1. 18

  2. 4

    Some brainstorming. On fixed-sized heap and between requests, you’re missing (or ignoring since out-of-scope) that the server-side systems often sit behind other systems such as load balancers. For between requests, the load balancer could include the necessary amount of delay between two requests to one machine. For fixed-sized heap, the app might also notify a monitoring system or load balancer so it reduces workload on that machine to let it reorganize its memory. Neither of these are something about the design of the garbage collector itself. However, I think that GC designers thinking of them in isolation might be making them miss opportunities.

    Collecting after a certain amount of time. Let’s say there’s a way to know what the program’s memory usage is. Maybe what the GC has loaded, what system memory it’s actually using (eg due to fragmentation), the rate it’s increasing, and what it has total. What I could see is something running after a period of time to look at that data to see if a collection should be forced. The data might also determine what the spread should be between actual computation and collection.

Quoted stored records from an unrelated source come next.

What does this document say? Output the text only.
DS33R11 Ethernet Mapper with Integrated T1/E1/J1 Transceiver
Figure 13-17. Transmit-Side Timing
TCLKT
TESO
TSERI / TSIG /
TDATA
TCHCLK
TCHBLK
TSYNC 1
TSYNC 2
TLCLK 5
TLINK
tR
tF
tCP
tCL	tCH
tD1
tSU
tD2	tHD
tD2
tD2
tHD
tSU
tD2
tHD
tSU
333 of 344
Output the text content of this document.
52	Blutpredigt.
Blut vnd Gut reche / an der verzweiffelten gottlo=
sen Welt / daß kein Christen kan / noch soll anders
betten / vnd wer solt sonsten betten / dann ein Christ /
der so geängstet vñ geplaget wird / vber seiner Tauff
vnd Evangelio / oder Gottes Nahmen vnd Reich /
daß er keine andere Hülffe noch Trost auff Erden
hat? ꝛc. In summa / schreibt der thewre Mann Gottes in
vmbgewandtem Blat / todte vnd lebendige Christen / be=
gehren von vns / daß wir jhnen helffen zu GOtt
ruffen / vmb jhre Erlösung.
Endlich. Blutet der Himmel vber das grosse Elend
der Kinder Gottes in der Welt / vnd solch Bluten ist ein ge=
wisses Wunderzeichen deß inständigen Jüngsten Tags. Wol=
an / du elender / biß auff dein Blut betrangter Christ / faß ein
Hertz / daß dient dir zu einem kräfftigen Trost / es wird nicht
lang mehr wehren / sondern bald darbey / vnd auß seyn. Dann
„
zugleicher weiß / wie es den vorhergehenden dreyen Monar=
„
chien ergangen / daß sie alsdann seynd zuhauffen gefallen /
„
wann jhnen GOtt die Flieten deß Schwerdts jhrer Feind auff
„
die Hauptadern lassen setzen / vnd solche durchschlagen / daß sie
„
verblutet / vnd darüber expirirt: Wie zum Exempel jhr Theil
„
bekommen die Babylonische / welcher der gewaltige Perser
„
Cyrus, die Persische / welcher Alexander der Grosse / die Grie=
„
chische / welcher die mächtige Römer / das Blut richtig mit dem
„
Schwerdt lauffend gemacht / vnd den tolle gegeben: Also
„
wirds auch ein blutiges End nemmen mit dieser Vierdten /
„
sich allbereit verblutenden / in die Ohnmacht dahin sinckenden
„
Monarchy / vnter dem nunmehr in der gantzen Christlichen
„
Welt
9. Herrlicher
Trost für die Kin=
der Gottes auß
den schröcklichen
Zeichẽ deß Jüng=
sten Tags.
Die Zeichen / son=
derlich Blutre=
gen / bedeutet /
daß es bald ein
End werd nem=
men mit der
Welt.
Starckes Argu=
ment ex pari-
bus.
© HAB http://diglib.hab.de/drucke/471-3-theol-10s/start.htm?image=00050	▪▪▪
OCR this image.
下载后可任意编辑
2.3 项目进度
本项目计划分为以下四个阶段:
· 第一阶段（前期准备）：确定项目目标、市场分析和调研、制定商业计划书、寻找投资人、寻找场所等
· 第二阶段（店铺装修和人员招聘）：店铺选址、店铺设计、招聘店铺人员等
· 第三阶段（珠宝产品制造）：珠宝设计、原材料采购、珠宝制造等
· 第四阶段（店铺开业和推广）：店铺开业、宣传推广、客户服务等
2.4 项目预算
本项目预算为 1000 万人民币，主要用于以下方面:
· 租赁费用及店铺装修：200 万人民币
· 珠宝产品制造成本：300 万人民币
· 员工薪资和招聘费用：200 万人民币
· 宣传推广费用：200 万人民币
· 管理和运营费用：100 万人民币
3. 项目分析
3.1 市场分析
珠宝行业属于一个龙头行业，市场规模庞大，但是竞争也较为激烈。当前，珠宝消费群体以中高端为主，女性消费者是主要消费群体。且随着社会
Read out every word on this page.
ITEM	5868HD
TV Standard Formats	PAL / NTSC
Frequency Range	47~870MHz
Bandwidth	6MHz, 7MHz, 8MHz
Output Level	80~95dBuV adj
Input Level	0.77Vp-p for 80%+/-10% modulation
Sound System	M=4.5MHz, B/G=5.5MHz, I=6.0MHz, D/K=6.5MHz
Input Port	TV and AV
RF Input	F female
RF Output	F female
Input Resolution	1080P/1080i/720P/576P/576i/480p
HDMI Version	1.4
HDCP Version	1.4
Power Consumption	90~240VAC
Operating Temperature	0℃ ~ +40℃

    Collecting on a schedule. Some languages can mix GC’d and non-GC’d memory. Let’s say most of the work happens with non-GC’d memory since it was easy to do correctly. Memory pools, borrow-checked, whatever. Then, the build-up in the back might accumulate slowly not using all that much memory. So, the app might order the GC to kick in during slow periods, turning off as more requests came in. This is an old technique I originally learned from game developers and folks that used GC’s outside the hot path.

    Collecting when out of memory. I’d consider this a failure. It shouldn’t get that far. The fail-safe principle says it should close in a way that indicates an error, dumps the state somewhere for analysis, and either restarts clean or stays off until administrator re-activates it. What to do at the end depends on the application.

    For Java, you might find Azul’s collector interesting. PDF here. It was the peak of Java GC for enterprise workloads when I last looked into that. Too bad it’s patented: gotta use a totally different design if I build one. :(

    1. 4

      the app might also notify a monitoring system or load balancer so it reduces workload on that machine to let it reorganize its memory

      I think I saw someone on twitter once a long time ago mentioning that they’d worked somewhere where they did that in production? May have been Kellabyte or, uh, dunno. I think it was someone in @aphyr’s social circle.

    2. 2

      Great post, it’s nice to see someone took the time to write this up! Keeping the overhead low when deciding when to garbage collect is a delicate balance. A classic example I can think of is HotSpot’s approach to fast safepoint polling. Mutator threads poll the VM every so often to see if they need to hand control to the collector (among other things). Polling happens often, and in the common case the mutator won’t need to enter GC code. To make this fast, they try and read a particular “polling” address in memory; its contents are irrelevant, but if the read was possible, the mutator continues on as if nothing had happened. If the VM wants the safepoint poll to trigger a collection, it will mprotect (or equivalent) the address, and the custom SIGSEGV handler will jump into GC land. The poll boils down to a single read along the fast path. [0]

      V8 (Chrome’s JS engine) also has an interesting approach on deciding when to collect. They work out how much time is needed on the main-thread to render animations at 60fps and schedule GC work to hide in the idle time between each frame render. They can also do clever things like compaction when a tab is inactive etc. The PLDI paper is well worth a read [1].

      [0] https://shipilev.net/jvm/anatomy-quarks/22-safepoint-polls/ [1] https://ai.google/research/pubs/pub45361

      1. 1

        Using mprotect is an interesting approach, but I wonder how expensive it would be when a SIGSEGV gets triggered. If my memory serves me right, that’s quite expensive; then again it would happen only rarely.

        1. 1

          Indeed. Safepoint polls happen regularly inside tight loops in Java, but a collection is less common, so handling a SIGSEGV is fine when the poll consists of a single test instruction in x86 in most cases.